Kann übermäßiges Sitzen Erkrankungen am Bewegungsapparat verursachen?
Prof. Dr. med. Holger Schmitt: Es ist unwahrscheinlich, dass übermäßiges Sitzen schwerwiegende strukturelle Veränderungen hervorruft. Häufiger werden funktionelle Beschwerden verursacht. Das heißt, übermäßiges Sitzen kann dazu führen, dass gewisse Muskelgruppen entlastet werden und dadurch die muskuläre Stabilisierung – zum Beispiel der Wirbelsäule – verschlechtert wird. Im Bereich der großen Gelenke kommt es beim Sitzen zu einer permanenten Beugehaltung der Hüft- und Kniegelenke. Die Hüftgelenke sind hierbei mehr gefährdet. Die Beugehaltung kann zu Verkürzungen des Bindegewebes sowie der Weichteile um die Gelenke herum führen, was Bewegungseinschränkungen hervorrufen kann.
Welchen Einfluss hat nach Ihrer Erfahrung als Orthopäde das Sitzen auf die Beschwerden Ihrer Patienten?

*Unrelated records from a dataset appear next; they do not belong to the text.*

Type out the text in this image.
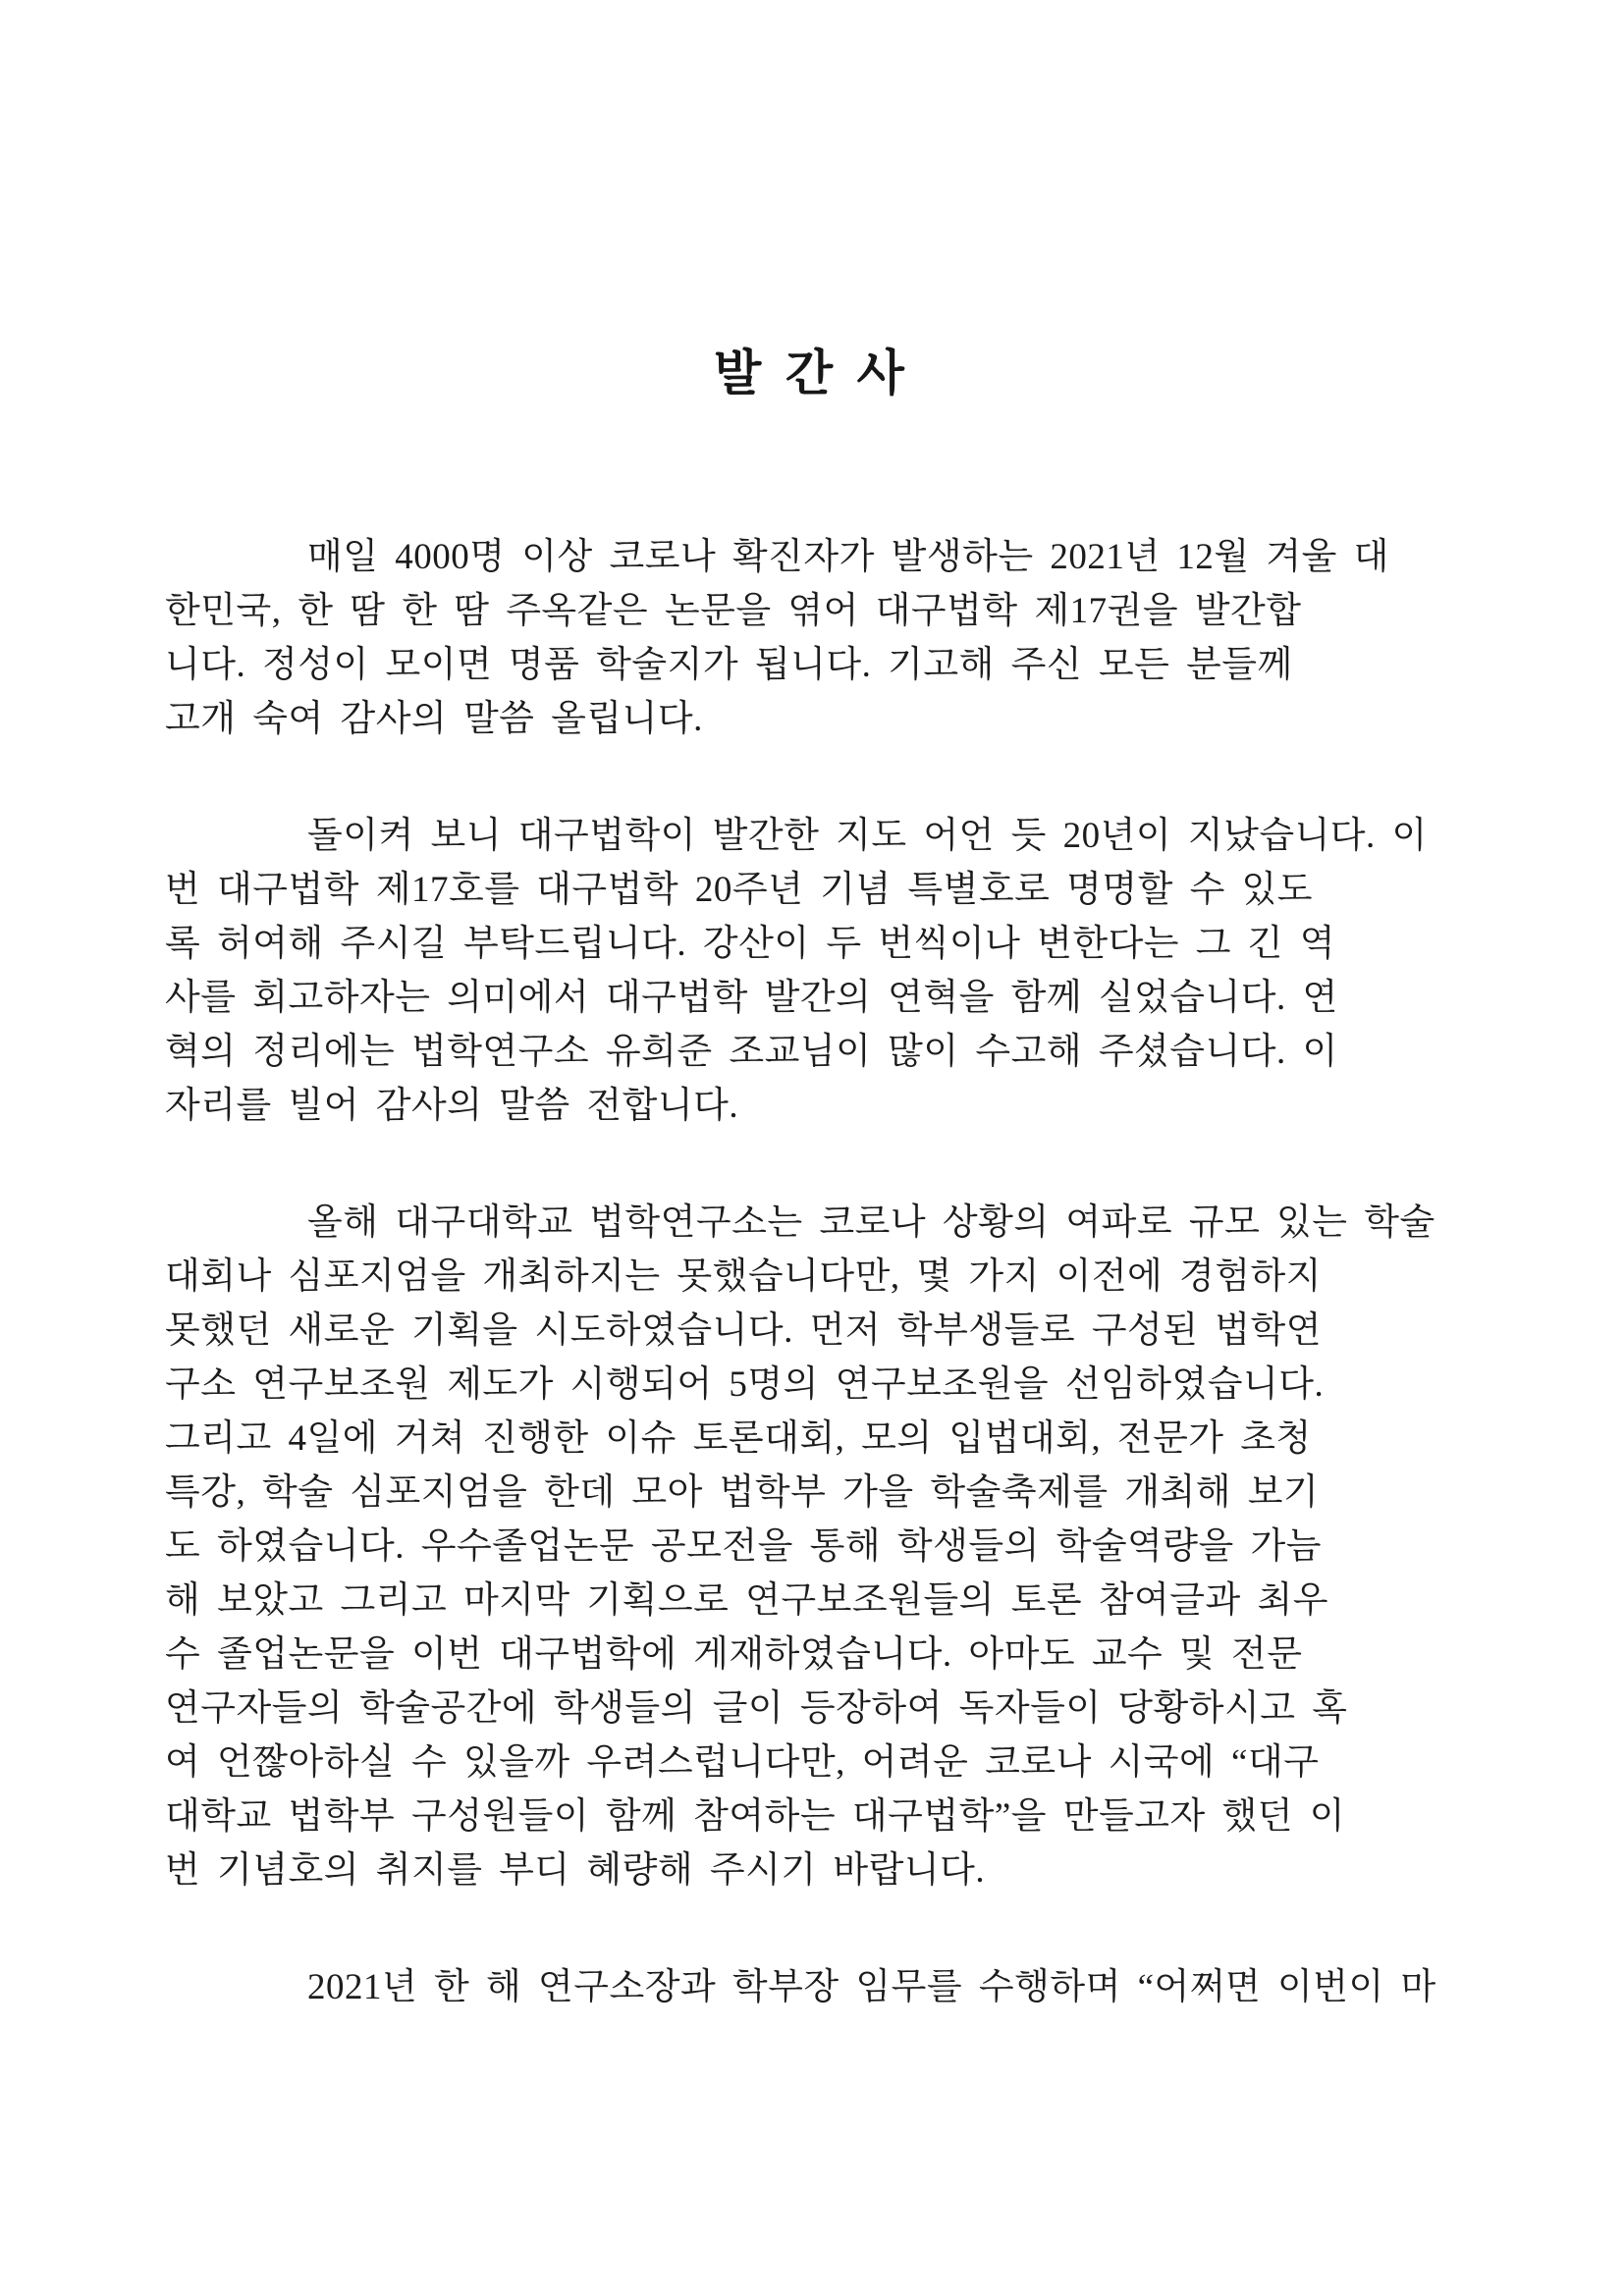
발 간 사
매일 4000명 이상 코로나 확진자가 발생하는 2021년 12월 겨울 대
한민국, 한 땀 한 땀 주옥같은 논문을 엮어 대구법학 제17권을 발간합
니다. 정성이 모이면 명품 학술지가 됩니다. 기고해 주신 모든 분들께
고개 숙여 감사의 말씀 올립니다.
돌이켜 보니 대구법학이 발간한 지도 어언 듯 20년이 지났습니다. 이
번 대구법학 제17호를 대구법학 20주년 기념 특별호로 명명할 수 있도
록 허여해 주시길 부탁드립니다. 강산이 두 번씩이나 변한다는 그 긴 역
사를 회고하자는 의미에서 대구법학 발간의 연혁을 함께 실었습니다. 연
혁의 정리에는 법학연구소 유희준 조교님이 많이 수고해 주셨습니다. 이
자리를 빌어 감사의 말씀 전합니다.
올해 대구대학교 법학연구소는 코로나 상황의 여파로 규모 있는 학술
대회나 심포지엄을 개최하지는 못했습니다만, 몇 가지 이전에 경험하지
못했던 새로운 기획을 시도하였습니다. 먼저 학부생들로 구성된 법학연
구소 연구보조원 제도가 시행되어 5명의 연구보조원을 선임하였습니다.
그리고 4일에 거쳐 진행한 이슈 토론대회, 모의 입법대회, 전문가 초청
특강, 학술 심포지엄을 한데 모아 법학부 가을 학술축제를 개최해 보기
도 하였습니다. 우수졸업논문 공모전을 통해 학생들의 학술역량을 가늠
해 보았고 그리고 마지막 기획으로 연구보조원들의 토론 참여글과 최우
수 졸업논문을 이번 대구법학에 게재하였습니다. 아마도 교수 및 전문
연구자들의 학술공간에 학생들의 글이 등장하여 독자들이 당황하시고 혹
여 언짢아하실 수 있을까 우려스럽니다만, 어려운 코로나 시국에 “대구
대학교 법학부 구성원들이 함께 참여하는 대구법학”을 만들고자 했던 이
번 기념호의 취지를 부디 혜량해 주시기 바랍니다.
2021년 한 해 연구소장과 학부장 임무를 수행하며 “어쩌면 이번이 마
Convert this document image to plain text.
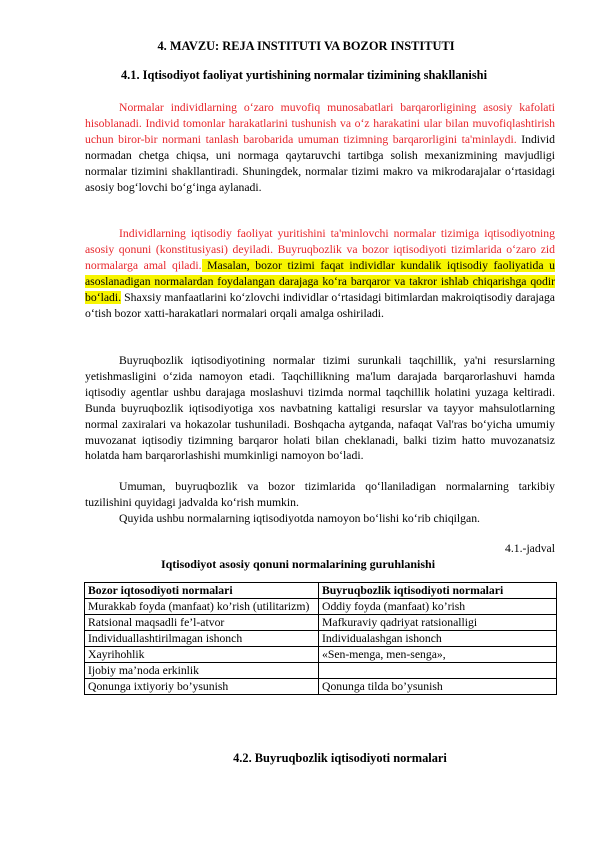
4. MAVZU: REJA INSTITUTI VA BOZOR INSTITUTI
4.1. Iqtisodiyot faoliyat yurtishining normalar tizimining shakllanishi
Normalar individlarning o‘zaro muvofiq munosabatlari barqarorligining asosiy kafolati hisoblanadi. Individ tomonlar harakatlarini tushunish va o‘z harakatini ular bilan muvofiqlashtirish uchun biror-bir normani tanlash barobarida umuman tizimning barqarorligini ta'minlaydi. Individ normadan chetga chiqsa, uni normaga qaytaruvchi tartibga solish mexanizmining mavjudligi normalar tizimini shakllantiradi. Shuningdek, normalar tizimi makro va mikrodarajalar o‘rtasidagi asosiy bog‘lovchi bo‘g‘inga aylanadi.
Individlarning iqtisodiy faoliyat yuritishini ta'minlovchi normalar tizimiga iqtisodiyotning asosiy qonuni (konstitusiyasi) deyiladi. Buyruqbozlik va bozor iqtisodiyoti tizimlarida o‘zaro zid normalarga amal qiladi. Masalan, bozor tizimi faqat individlar kundalik iqtisodiy faoliyatida u asoslanadigan normalardan foydalangan darajaga ko‘ra barqaror va takror ishlab chiqarishga qodir bo‘ladi. Shaxsiy manfaatlarini ko‘zlovchi individlar o‘rtasidagi bitimlardan makroiqtisodiy darajaga o‘tish bozor xatti-harakatlari normalari orqali amalga oshiriladi.
Buyruqbozlik iqtisodiyotining normalar tizimi surunkali taqchillik, ya'ni resurslarning yetishmasligini o‘zida namoyon etadi. Taqchillikning ma'lum darajada barqarorlashuvi hamda iqtisodiy agentlar ushbu darajaga moslashuvi tizimda normal taqchillik holatini yuzaga keltiradi. Bunda buyruqbozlik iqtisodiyotiga xos navbatning kattaligi resurslar va tayyor mahsulotlarning normal zaxiralari va hokazolar tushuniladi. Boshqacha aytganda, nafaqat Val'ras bo‘yicha umumiy muvozanat iqtisodiy tizimning barqaror holati bilan cheklanadi, balki tizim hatto muvozanatsiz holatda ham barqarorlashishi mumkinligi namoyon bo‘ladi.
Umuman, buyruqbozlik va bozor tizimlarida qo‘llaniladigan normalarning tarkibiy tuzilishini quyidagi jadvalda ko‘rish mumkin.
Quyida ushbu normalarning iqtisodiyotda namoyon bo‘lishi ko‘rib chiqilgan.
4.1.-jadval
Iqtisodiyot asosiy qonuni normalarining guruhlanishi
Bozor iqtosodiyoti normalari	Buyruqbozlik iqtisodiyoti normalari

Murakkab foyda (manfaat) ko’rish (utilitarizm)	Oddiy foyda (manfaat) ko’rish
Ratsional maqsadli fe’l-atvor	Mafkuraviy qadriyat ratsionalligi
Individuallashtirilmagan ishonch	Individualashgan ishonch
Xayrihohlik	«Sen-menga, men-senga»,
Ijobiy ma’noda erkinlik	
Qonunga ixtiyoriy bo’ysunish	Qonunga tilda bo’ysunish
4.2. Buyruqbozlik iqtisodiyoti normalari
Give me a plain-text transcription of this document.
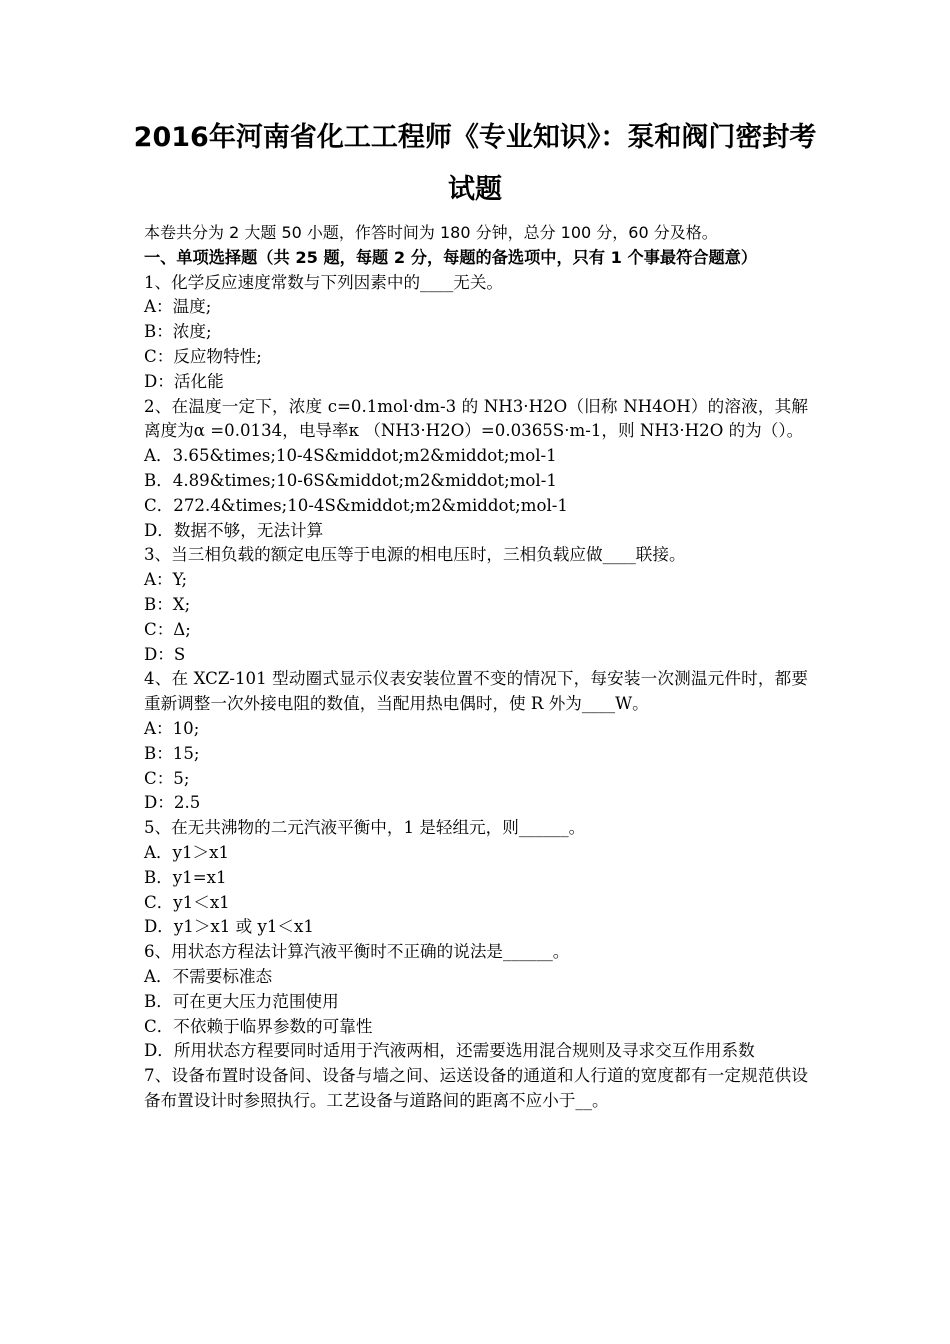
2016年河南省化工工程师《专业知识》：泵和阀门密封考试题
本卷共分为 2 大题 50 小题，作答时间为 180 分钟，总分 100 分，60 分及格。
一、单项选择题（共 25 题，每题 2 分，每题的备选项中，只有 1 个事最符合题意）
1、化学反应速度常数与下列因素中的____无关。
A：温度;
B：浓度;
C：反应物特性;
D：活化能
2、在温度一定下，浓度 c=0.1mol·dm-3 的 NH3·H2O（旧称 NH4OH）的溶液，其解离度为α =0.0134，电导率κ （NH3·H2O）=0.0365S·m-1，则 NH3·H2O 的为（）。
A．3.65&times;10-4S&middot;m2&middot;mol-1
B．4.89&times;10-6S&middot;m2&middot;mol-1
C．272.4&times;10-4S&middot;m2&middot;mol-1
D．数据不够，无法计算
3、当三相负载的额定电压等于电源的相电压时，三相负载应做____联接。
A：Y;
B：X;
C：Δ;
D：S
4、在 XCZ-101 型动圈式显示仪表安装位置不变的情况下，每安装一次测温元件时，都要重新调整一次外接电阻的数值，当配用热电偶时，使 R 外为____W。
A：10;
B：15;
C：5;
D：2.5
5、在无共沸物的二元汽液平衡中，1 是轻组元，则______。
A．y1＞x1
B．y1=x1
C．y1＜x1
D．y1＞x1 或 y1＜x1
6、用状态方程法计算汽液平衡时不正确的说法是______。
A．不需要标准态
B．可在更大压力范围使用
C．不依赖于临界参数的可靠性
D．所用状态方程要同时适用于汽液两相，还需要选用混合规则及寻求交互作用系数
7、设备布置时设备间、设备与墙之间、运送设备的通道和人行道的宽度都有一定规范供设备布置设计时参照执行。工艺设备与道路间的距离不应小于__。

Das ist abhängig vom Beschwerdebild. Wenn Patienten mit Rücken-, Hüft- oder Leistenbeschwerden zu uns kommen, ist es klassischerweise häufig so, dass während der Sitzphase die Beschwerden nicht zunehmen, aber nach der Veränderung der Sitzposition, wie beim Aufstehen, sich die Beschwerden verstärken. Der Grund dafür ist, dass in der Sitzposition ohne große Bewegung das Gelenk „einsteift“. Liegt bereits eine Beschädigung vor, wie Arthrose oder degenerative Veränderungen an der Wirbelsäule, können sich diese dann verstärkt bemerkbar machen.
Welche Patienten können von einer Veränderung ihres Sitzverhaltens besonders profitieren?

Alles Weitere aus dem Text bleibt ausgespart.